Understanding Your Enterprise Architect: A Guide for Managers

An enterprise architect can help your company make connections throughout your organization's technical and business communities. But only if you understand how to set the stage for effectiveness--and that begins before the EA's first day of work.

By JP Morgenthal
Tue, February 03, 2009

CIO — You've spent months considering the right person for your open requisition for an enterprise architect (EA). You've had the job candidate meet with representatives from the business and IT, you've extended a job offer, he's accepted it—and now your new enterprise architect will be joining your company. Since the EA is typically a senior role, this is a highly-visible hire and you want the EA to be successful for the company's sake and for your own. Thus, the next step is critical.

Here's a guide that will lead to success and happiness for all involved in this new venture:

1. Establish clear goals and expectations before day one.

Before your EA shows up for his first day of work, talk with the business leaders and IT leaders to learn the organization's expectations of this individual. Does the business expect this person to fix broken processes and remove the bureaucracy? Is the application development team already questioning you on the EA's authority over their implementations? If you get a sense of exaggerated or conflict-ridden expectations, you can bet that your EA, if he's good at what he does, will see this by the end of the first day. Then you have a third party's expectations to manage.

I recommend that you discuss the EA's deliverables with key individuals in the organization. Let him know what you, as the EA's manager, expect from your new hire. If those key individuals have issues with your plan, let their concern circulate through the proper channels. This is not an exercise in political correctness. You are embarking on a critical hire that will most likely impact these individuals' jobs. It's important that your EA knows that these goals have been vetted and that everyone with a gripe has had the opportunity to be heard. If the issue is of real concern to anyone but the person raising the red flag, you will get ample opportunity to explain your point of view, hear alternative views and come to an agreement prior to your EA's start.

When you meet with your EA on the first day, present him with the final plan. By now, it has the acceptance of the organization.

2. Introduce the EA to the key players at a single meeting, no later than day two.

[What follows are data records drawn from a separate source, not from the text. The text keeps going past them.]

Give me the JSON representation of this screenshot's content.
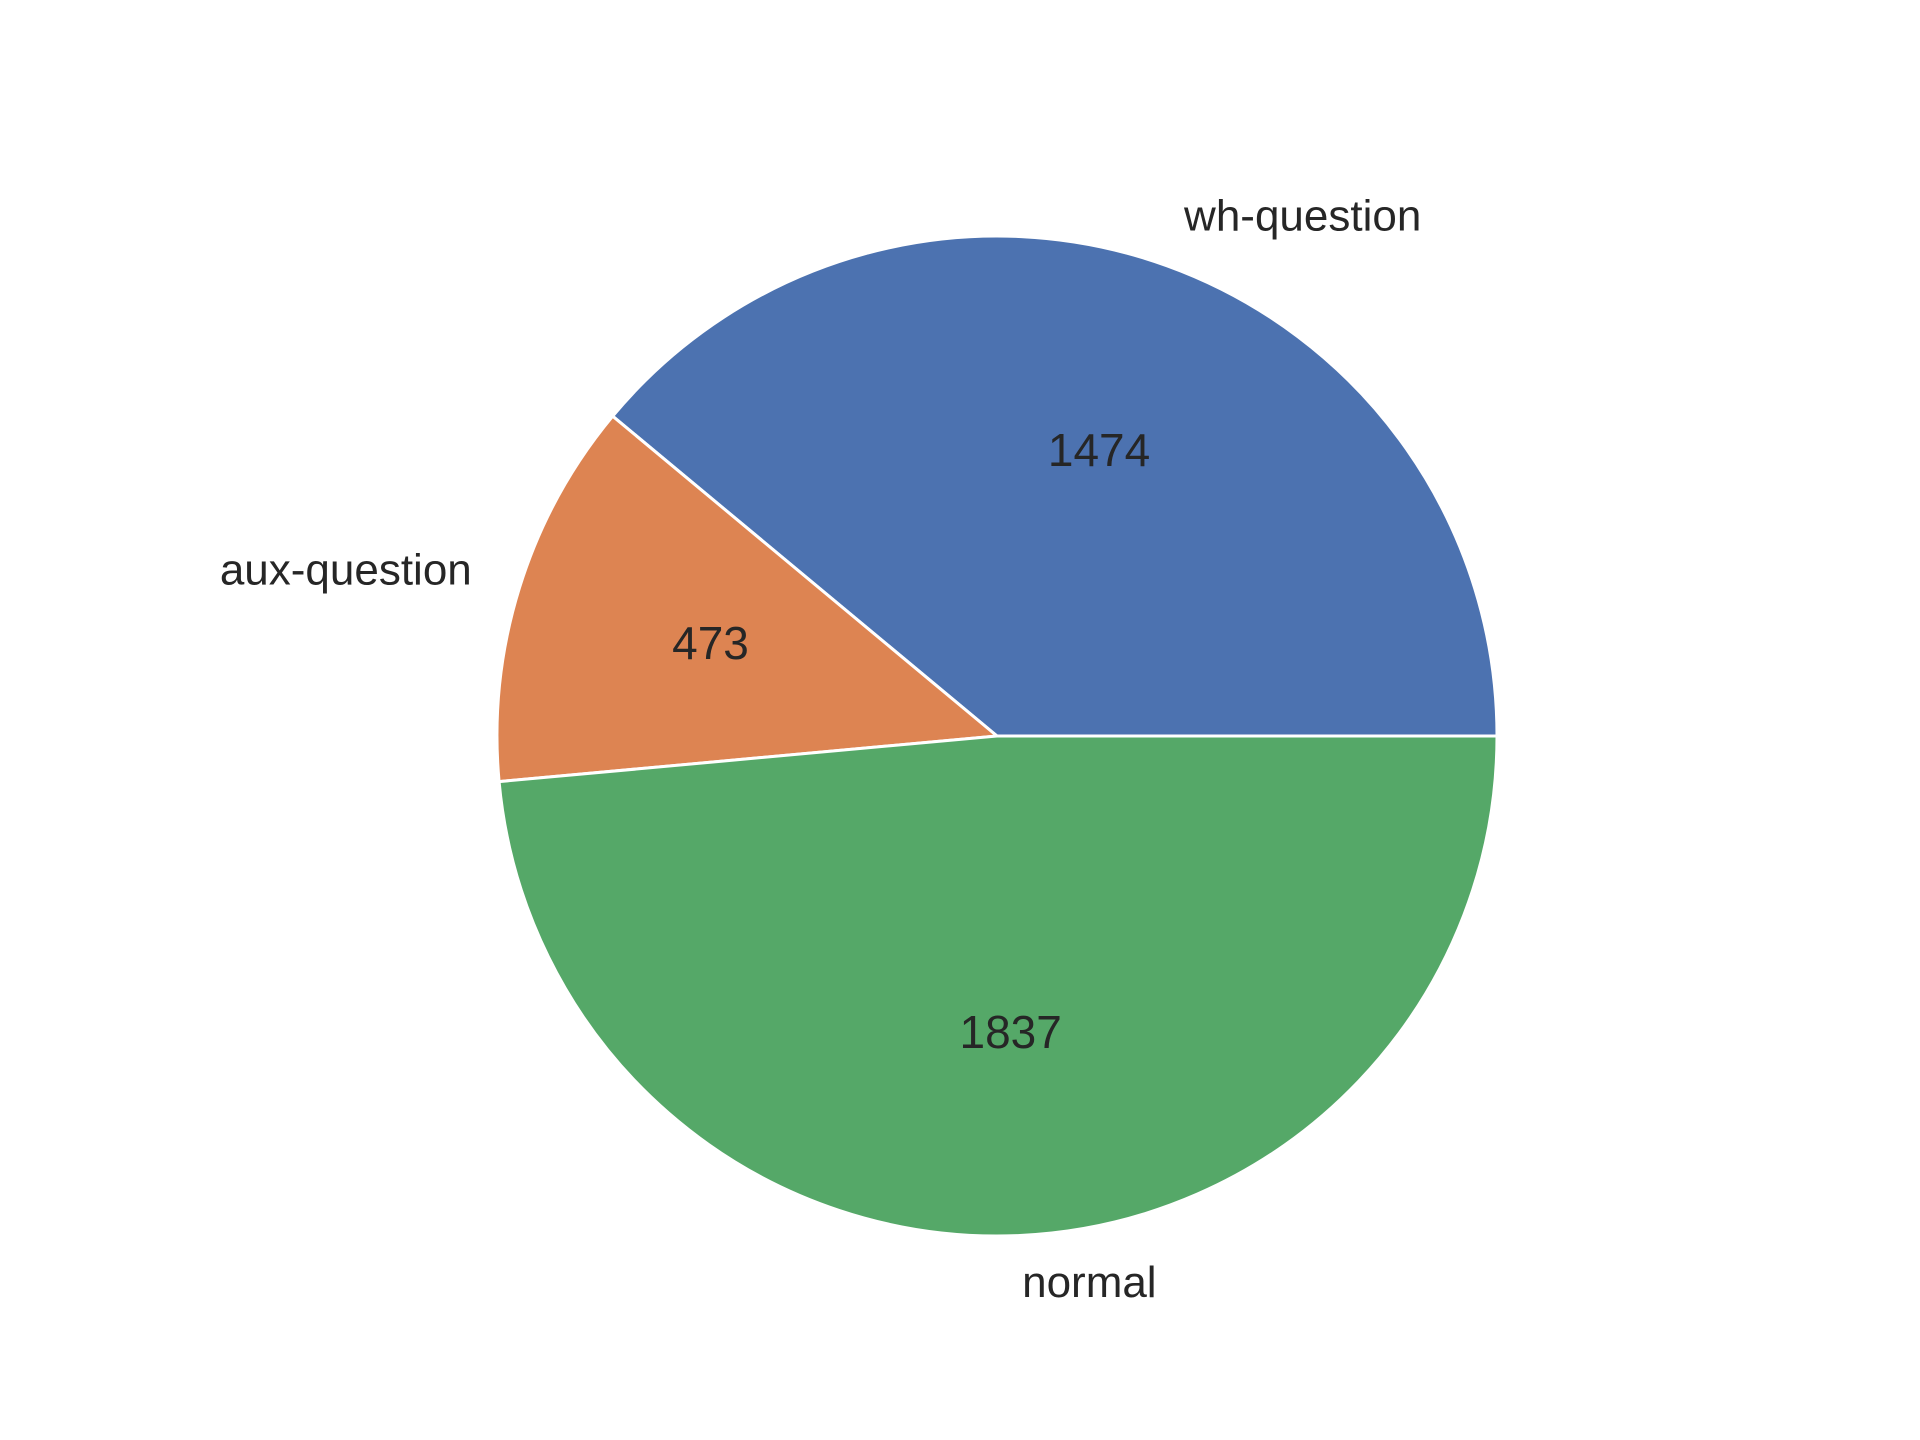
{
  "chart_data": {
    "type": "pie",
    "categories": [
      "wh-question",
      "aux-question",
      "normal"
    ],
    "values": [
      1474,
      473,
      1837
    ],
    "value_labels": [
      "1474",
      "473",
      "1837"
    ],
    "colors": [
      "#4c72b0",
      "#dd8452",
      "#55a868"
    ],
    "start_angle_deg": 0,
    "direction": "counterclockwise",
    "edge_color": "#ffffff",
    "title": "",
    "legend": false
  }
}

Chances are, your EA has been around the block a few times and has considerable experience. He doesn't need to spend the first days dallying about his office (cube? heaven forbid!) "getting adjusted." An EA who has reached this level is aggressive on problem solving and will want to land running.

Do not squash this enthusiasm. It will raise all sorts of flags in the eyes of your EA and bring about buyer's remorse. Harness the EA's enthusiasm, but channel it appropriately. Establish a meeting of all the key players and the new EA no later than the second day. Make sure that the expectations for the relationship with key players are stated right up front. For example, "Jim, Stella is responsible for managing all telecommunications systems in the company. We expect you to work with her to design improvements in customer service operations."

Do not send the EA on wild goose chases to find key individuals for themselves. Moreover, do not place them in the position of figuring where their role ends and another's starts. Enterprise architecture has many tentacles and will touch many areas of the business. Hence, it's easy for the EA to step on someone's toes and not even realize it. This tends to create the antibody-effect working against the EA.